Zagram klasyczny zakład na dziś, który zapewne będzie powielany przez wielu graczy. Celuję w powyżej 27,5 punktów Devina Bookera! Skąd ten pomysł? Przede wszystkim braki kadrowe sprawiają, że ktoś musi wziąć ciężar gry na własne barki. Tym graczem powinien być dziś właśnie D-Book, który podczas nieobecności Chrisa Paula notuje naprawdę świetne wyniki! W dziesięciu ostatnich występach bez CP3 nasz bohater kuponu aż siedem razy przekraczał dzisiejszy próg! Ani razu nie zszedł poniżej dwudziestu oczek, co również jest dobrym prognostykiem. Devin co prawda w ostatnim czasie miał problem z przebiciem dwudziestu siedem punktów, lecz dzisiejszy rywal bardzo odpowiada graczowi Phoenix Suns. W poprzednich dwóch latach za każdym razem przebijał wymagany dziś próg, ani razu nie schodząc poniżej trzydziestu punktów! W dodatku podczas ostatniego występu nasz bohater kuponu zainkasował aż czterdzieści trzy oczka! D-Book powinien dziś spędzić na parkiecie w okolicach czterdziestu minut, co wpłynie zapewne na ilość oddanych prób oraz samą ilość zdobytych punktów. Liczę, że Devin Booker popisze się dziś swoją skutecznością, która w tym sezonie wynosi aż 45%!
Chcesz więcej typów z koszykówki?
Dołącz do Typy NBA – Zagranie na koszykówkę!
Los Angeles Lakers – New Orleans Pelicans: typy i kursy bukmacherskie (28.02.2022)
Bilans Los Angeles Lakers: 27-32
Jeziorowcy w ostatnich pięciu spotkaniach wygrali zaledwie raz! Drużyna Franka Vogela gra w tym sezonie bardzo słaby basket. W dodatku ostatnio przegrali szósty raz z rzędu w derbach Los Angeles.
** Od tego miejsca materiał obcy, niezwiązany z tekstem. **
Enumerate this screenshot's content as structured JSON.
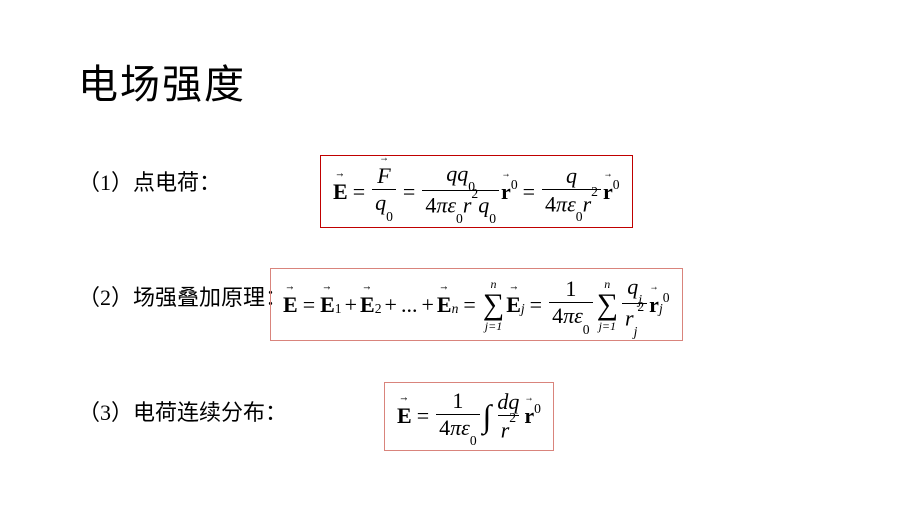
{
  "title": "电场强度",
  "items": [
    {
      "label": "（1）点电荷："
    },
    {
      "label": "（2）场强叠加原理："
    },
    {
      "label": "（3）电荷连续分布："
    }
  ],
  "eq1": {
    "lhs": "E",
    "t1_top": "F",
    "t1_bot_q": "q",
    "t1_bot_sub": "0",
    "t2_top_q1": "q",
    "t2_top_q2": "q",
    "t2_top_sub": "0",
    "t2_bot_4": "4",
    "t2_bot_pi": "π",
    "t2_bot_eps": "ε",
    "t2_bot_eps_sub": "0",
    "t2_bot_r": "r",
    "t2_bot_r_sup": "2",
    "t2_bot_q": "q",
    "t2_bot_q_sub": "0",
    "r0": "r",
    "r0_sup": "0",
    "t3_top_q": "q",
    "t3_bot_4": "4",
    "t3_bot_pi": "π",
    "t3_bot_eps": "ε",
    "t3_bot_eps_sub": "0",
    "t3_bot_r": "r",
    "t3_bot_r_sup": "2"
  },
  "eq2": {
    "E": "E",
    "sub1": "1",
    "sub2": "2",
    "subn": "n",
    "subj": "j",
    "dots": "...",
    "sum_top": "n",
    "sum_bot": "j=1",
    "one": "1",
    "four": "4",
    "pi": "π",
    "eps": "ε",
    "eps_sub": "0",
    "q": "q",
    "q_sub": "j",
    "r": "r",
    "r_sub": "j",
    "r_sup": "2",
    "rhat": "r",
    "rhat_sub": "j",
    "rhat_sup": "0"
  },
  "eq3": {
    "E": "E",
    "one": "1",
    "four": "4",
    "pi": "π",
    "eps": "ε",
    "eps_sub": "0",
    "dq_d": "d",
    "dq_q": "q",
    "r": "r",
    "r_sup": "2",
    "rhat": "r",
    "rhat_sup": "0"
  },
  "colors": {
    "border_strong": "#c00000",
    "border_light": "#d9847c",
    "text": "#000000",
    "background": "#ffffff"
  }
}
Najlepsze czasy ekipy z Miasta Aniołów w tym sezonie już chyba minęły, choć niewykluczone, że w najbliższym czasie zobaczymy po raz kolejny niezwykle zdeterminowanych graczy Lakers, a wszystko za sprawą uporczywej gonitwy w walce o bezpośredni awans do play-offów! Na ten moment Jeziorowcy ledwo łapią się do turnieju play-in, a strata do bezpiecznego miejsca wynosi już aż osiem zwycięstw! Niezwykle ciężko będzie dogonić rywali, więc Frankowi Vogelowi powinno zależeć na siódmej pozycji, która daję praktycznie podwójną szansę na awans do postseason!
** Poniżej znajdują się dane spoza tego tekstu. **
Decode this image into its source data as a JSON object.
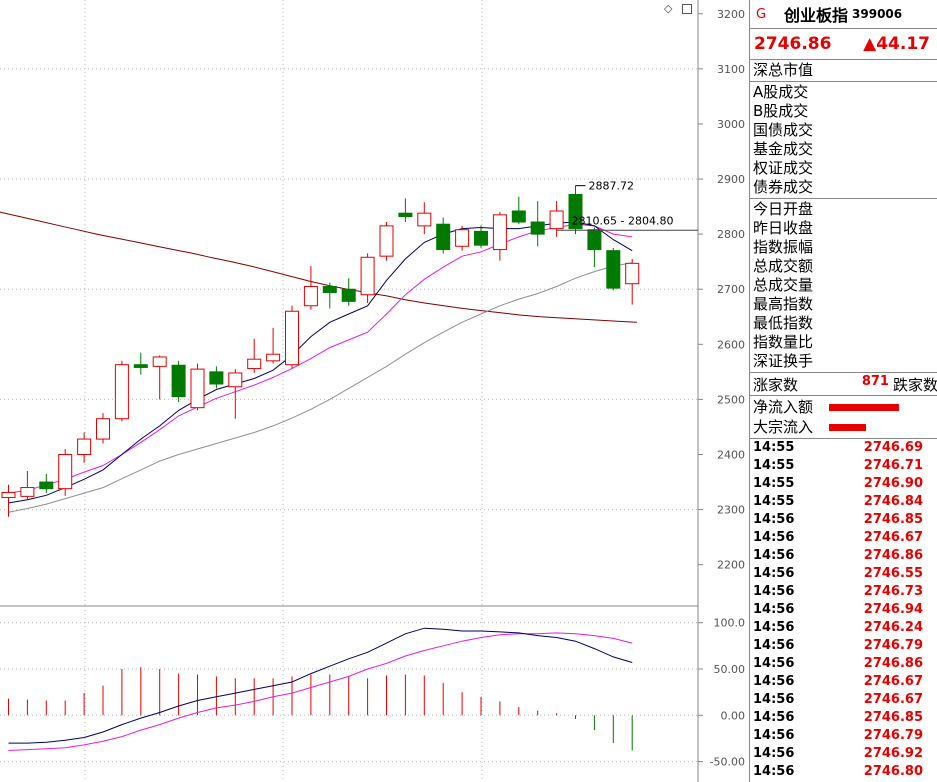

Minimalna porażka z Los Angeles Clippers to kolejna wtopa podopiecznych Franka Vogela! Jeziorowcy po raz kolejny zagrali poniżej oczekiwań, trafiając jedynie nieco ponad 40% swoich rzutów. W dodatku nie potrafili wykorzystać większej ilości posiadań, które przełożyły się na dziesięć prób więcej! Najlepszy na parkiecie okazał się LeBron James, który zdobył dwadzieścia jeden punktów, jedenaście zbiórek oraz trzy asysty. Carmelo Anthony zainkasował osiemnaście oczek oraz pięć reboundów. Niespodziewanie aż osiemnaście punktów zdobył Russell Westbrook, który dołożył od siebie jeszcze trzy zbiórki. Talen Horton Tucker popisał się szesnastoma oczkami oraz trzema reboundami. Dwight Howard zaskoczył wszystkich swoim double double. Środkowy Lakers zainkasował czternaście punktów oraz zebrał aż szesnaście piłek! Czy Jeziorowcy powalczą dziś o pełną pulę?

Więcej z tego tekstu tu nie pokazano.